Baru-baru saya menulis ulasan terhadap sebuah film dokumenter. Saya berusaha seketat mungkin untuk memberi penilaian dengan cara “adil sejak dalam pikiran” versi Pram. Dan karena keterbatasan statistik serta data, saya harus memberi sudut pandang dari dua spectrum ekstrem sembari menahan hasrat untuk memberi konklusi. Saya berusaha membaca scenario paling pahit dan scenario paling buruk yang mampu dijangkau oleh batas nalar dan imajinasi saya.

Pada akhirnya saya berpendapat: untuk setiap masalah yang tersedia di depan mata kita, bersikap panglossian atau putus asa selalu merupakan pilihan yang buruk. Seseorang lalu bilang bahwa saya mungkin seorang possibilis. Langsung saya ingat Hans Rosling, professor dari Swedia yang lihai menyampaikan statistik seperti orang mendongeng. Steven Pinker menyukai pernyataan Rosling yang lebih senang disebut “possibilis” ketimbang optimis.
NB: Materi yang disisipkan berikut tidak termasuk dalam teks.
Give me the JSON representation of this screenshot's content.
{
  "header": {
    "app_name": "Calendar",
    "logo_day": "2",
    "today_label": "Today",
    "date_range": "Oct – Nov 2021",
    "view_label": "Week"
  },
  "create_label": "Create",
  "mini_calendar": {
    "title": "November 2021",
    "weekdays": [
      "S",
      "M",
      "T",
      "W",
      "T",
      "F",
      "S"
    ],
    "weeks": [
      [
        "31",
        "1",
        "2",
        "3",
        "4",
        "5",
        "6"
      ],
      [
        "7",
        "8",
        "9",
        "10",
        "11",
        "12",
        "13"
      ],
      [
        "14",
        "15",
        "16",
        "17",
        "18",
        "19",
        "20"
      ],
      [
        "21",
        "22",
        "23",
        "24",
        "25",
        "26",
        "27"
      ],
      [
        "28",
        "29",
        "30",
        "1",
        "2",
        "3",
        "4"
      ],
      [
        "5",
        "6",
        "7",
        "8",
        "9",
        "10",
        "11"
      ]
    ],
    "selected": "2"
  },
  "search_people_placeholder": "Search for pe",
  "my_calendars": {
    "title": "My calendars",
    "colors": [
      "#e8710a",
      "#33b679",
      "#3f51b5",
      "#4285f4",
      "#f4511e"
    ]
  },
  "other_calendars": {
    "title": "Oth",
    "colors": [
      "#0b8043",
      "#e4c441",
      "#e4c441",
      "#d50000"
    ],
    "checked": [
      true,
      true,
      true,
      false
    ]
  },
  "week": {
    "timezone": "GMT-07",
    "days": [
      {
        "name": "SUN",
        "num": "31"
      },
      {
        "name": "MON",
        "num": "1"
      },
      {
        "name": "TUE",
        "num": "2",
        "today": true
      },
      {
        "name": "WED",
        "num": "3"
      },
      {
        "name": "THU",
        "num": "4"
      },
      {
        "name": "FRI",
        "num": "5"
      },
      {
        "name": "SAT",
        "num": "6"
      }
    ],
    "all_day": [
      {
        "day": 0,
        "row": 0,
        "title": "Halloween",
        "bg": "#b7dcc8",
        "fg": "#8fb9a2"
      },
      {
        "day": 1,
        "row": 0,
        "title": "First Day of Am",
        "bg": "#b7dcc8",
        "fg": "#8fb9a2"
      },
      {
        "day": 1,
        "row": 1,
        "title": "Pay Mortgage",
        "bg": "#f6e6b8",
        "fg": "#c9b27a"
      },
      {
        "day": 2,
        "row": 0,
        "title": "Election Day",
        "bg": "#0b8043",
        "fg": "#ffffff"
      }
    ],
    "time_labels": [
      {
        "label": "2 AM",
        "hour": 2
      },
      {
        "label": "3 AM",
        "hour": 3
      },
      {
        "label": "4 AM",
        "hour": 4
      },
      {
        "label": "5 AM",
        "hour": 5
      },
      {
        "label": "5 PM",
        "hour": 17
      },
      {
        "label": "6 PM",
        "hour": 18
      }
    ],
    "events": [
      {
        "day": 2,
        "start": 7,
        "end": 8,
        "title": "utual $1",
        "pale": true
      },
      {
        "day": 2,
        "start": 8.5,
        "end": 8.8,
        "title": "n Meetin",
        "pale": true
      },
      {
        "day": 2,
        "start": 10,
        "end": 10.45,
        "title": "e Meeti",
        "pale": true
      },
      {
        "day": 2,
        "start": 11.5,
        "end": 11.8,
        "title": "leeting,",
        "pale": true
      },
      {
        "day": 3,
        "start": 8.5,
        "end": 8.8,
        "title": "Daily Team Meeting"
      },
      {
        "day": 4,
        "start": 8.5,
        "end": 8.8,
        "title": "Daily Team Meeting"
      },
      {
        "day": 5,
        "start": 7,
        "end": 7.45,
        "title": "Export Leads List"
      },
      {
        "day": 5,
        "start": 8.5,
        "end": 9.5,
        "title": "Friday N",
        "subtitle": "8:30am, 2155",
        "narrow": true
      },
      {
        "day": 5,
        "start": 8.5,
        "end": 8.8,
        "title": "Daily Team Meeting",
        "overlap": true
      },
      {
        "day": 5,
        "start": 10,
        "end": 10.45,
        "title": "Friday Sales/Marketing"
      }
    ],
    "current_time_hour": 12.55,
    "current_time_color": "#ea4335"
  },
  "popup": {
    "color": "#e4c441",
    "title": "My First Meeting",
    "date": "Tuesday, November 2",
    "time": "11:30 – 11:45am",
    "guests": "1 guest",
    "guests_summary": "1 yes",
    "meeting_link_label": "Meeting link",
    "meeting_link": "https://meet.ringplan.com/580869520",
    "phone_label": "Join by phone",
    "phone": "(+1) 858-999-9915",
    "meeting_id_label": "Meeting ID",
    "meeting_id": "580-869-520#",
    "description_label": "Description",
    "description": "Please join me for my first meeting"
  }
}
“Orang-orang menyebut saya optimis, karena saya memperlihatkan kepada mereka kemajuan besar yang tidak mereka ketahui. Sebutan itu membuat saya berang. Saya bukan seorang optimis, sebutan itu terkesan sangat naif. Saya adalah “posibilis” yang sangat serius. Artinya seseorang tidak boleh membangun harapan tanpa alasan yang tepat dan tak boleh ketakutan tanpa alasan yang jelas, mestinya setiap orang menolak sudut pandang yang terlalu dramatis. Sebagai posibilis saya telah menyaksikan kemajuan, dan kemajuan ini mengisi dada saya dengan keyakinan dan harapan bahwa kemajuan di masa depan kelak adalah sesuatu yang mungkin terjadi. Sikap demikian tidaklah optimis. Melainkan ini soal kejernihan dan gagasan masuk akal tentang dunia. Ini semua adalah tentang memiliki sudut pandang konstruktif dan bermanfaat bagi umat manusia,” demikian ujar Hans Rosling dalam Factfullness.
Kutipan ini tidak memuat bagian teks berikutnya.